The consumer paid the debt after the second statement but subsequently filed a lawsuit claiming the debt collector violated the FDCPA. The debt collector defended the suit by claiming the debt was not in default when assigned by its client, and therefore, the FDCPA did not apply. The consumer responded by claiming the cumulative effect of the letters reasonably led him to believe that the collection agency was attempting to collect a defaulted debt. 

The Court agreed with the debt collector and held the FDCPA did not apply to it or the letters it sent. 

In analyzing the issues, the Court pointed out that whether a debt collector is a first-party or third-party collector is a factual determination to be made on a case-by-case basis. The court rejected the consumer's assertion that the cumulative effect of the letters should be considered. Instead, the court focused on the status of the debt and noted that the contractual agreement between the debtor, creditor, and agency should be used to help establish whether the debt was in default. 

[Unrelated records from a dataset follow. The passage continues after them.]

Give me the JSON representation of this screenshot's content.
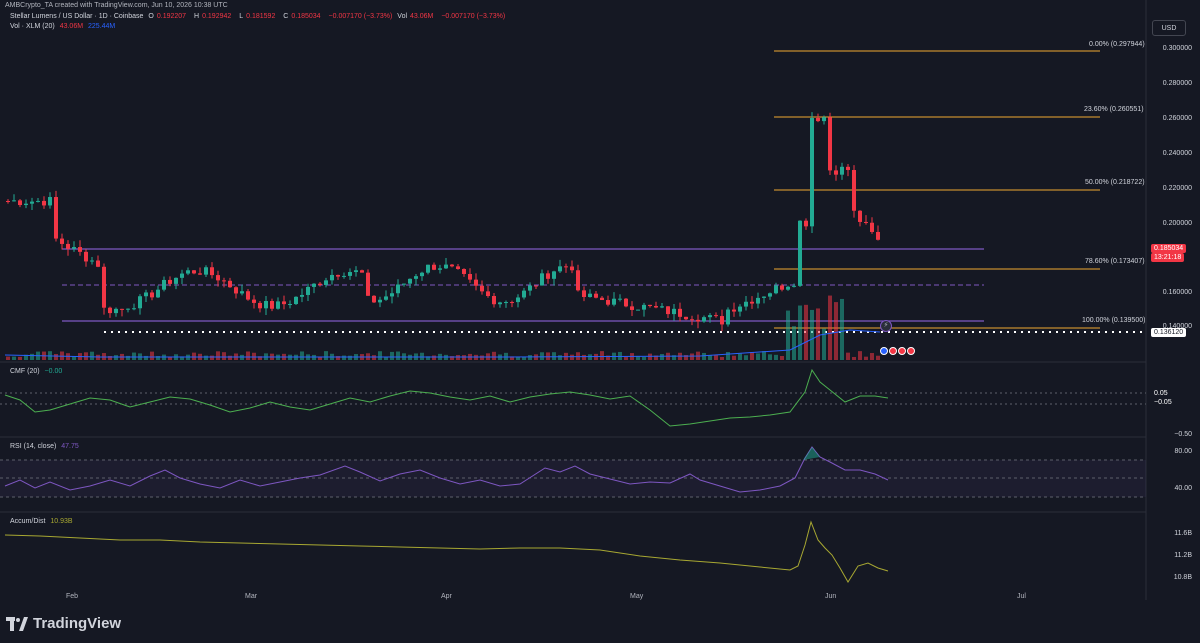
{
  "header": {
    "text": "AMBCrypto_TA created with TradingView.com, Jun 10, 2026 10:38 UTC"
  },
  "legend": {
    "symbol": "Stellar Lumens / US Dollar · 1D · Coinbase",
    "o_label": "O",
    "o": "0.192207",
    "h_label": "H",
    "h": "0.192942",
    "l_label": "L",
    "l": "0.181592",
    "c_label": "C",
    "c": "0.185034",
    "change": "−0.007170 (−3.73%)",
    "vol_label": "Vol",
    "vol": "43.06M",
    "vol_change": "−0.007170 (−3.73%)",
    "vol_ma_label": "Vol · XLM (20)",
    "vol_ma_value": "43.06M",
    "vol_ma_avg": "225.44M"
  },
  "currency_button": "USD",
  "price_axis": [
    "0.300000",
    "0.280000",
    "0.260000",
    "0.240000",
    "0.220000",
    "0.200000",
    "0.160000",
    "0.140000"
  ],
  "price_tags": {
    "last": "0.185034",
    "countdown": "13:21:18",
    "support": "0.136120"
  },
  "fib_levels": [
    {
      "label": "0.00% (0.297944)"
    },
    {
      "label": "23.60% (0.260551)"
    },
    {
      "label": "50.00% (0.218722)"
    },
    {
      "label": "78.60% (0.173407)"
    },
    {
      "label": "100.00% (0.139500)"
    }
  ],
  "cmf": {
    "title": "CMF (20)",
    "value": "−0.00",
    "axis": [
      "0.05",
      "−0.05",
      "−0.50"
    ]
  },
  "rsi": {
    "title": "RSI (14, close)",
    "value": "47.75",
    "axis": [
      "80.00",
      "40.00"
    ]
  },
  "ad": {
    "title": "Accum/Dist",
    "value": "10.93B",
    "axis": [
      "11.6B",
      "11.2B",
      "10.8B"
    ]
  },
  "x_axis": [
    "Feb",
    "Mar",
    "Apr",
    "May",
    "Jun",
    "Jul"
  ],
  "brand": "TradingView",
  "colors": {
    "up": "#22ab94",
    "down": "#f23645",
    "fib": "#f0a830",
    "range": "#7e57c2",
    "bg": "#151823"
  }
}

In reaching its conclusion , the court reviewed the agreement between the debt collector and its client and found that pursuant to that contractual language,  the debt collector “acts as an extension of [its client] in servicing and billing patient accounts[,]” and “performs ‘early out’ services through which it resolves ‘balances on unpaid accounts prior to the time that the account is deemed delinquent.’” The debt collector also serves its client by coordinating collections on debt that has defaulted with third-party agencies. Further, at no point did the debt collector or its client treat this debt as in default. Therefore, in the court's opinion, the contract and undisputed facts showed that the debt collector was only performing precollections for its client and thus was not a “debt collector” under the FDCPA.

Read the full opinion here

insideARM Perspective

For those performing first-party collection services for their clients, or thinking about doing so, this case highlights the importance of the contractual language establishing the first-party, early-out, or pre-collect relationship. In this case, the contract between the debt collector and its client was clear: the debt collector was "acting as an extension" of its client. This phrase and the surrounding language in the contract painted a clear picture for the court and allowed the debt collector to end the lawsuit without the need for a trial. Reading between the lines, had this language been omitted from the contract, or been too broad or otherwise unclear, we might have seen a different result.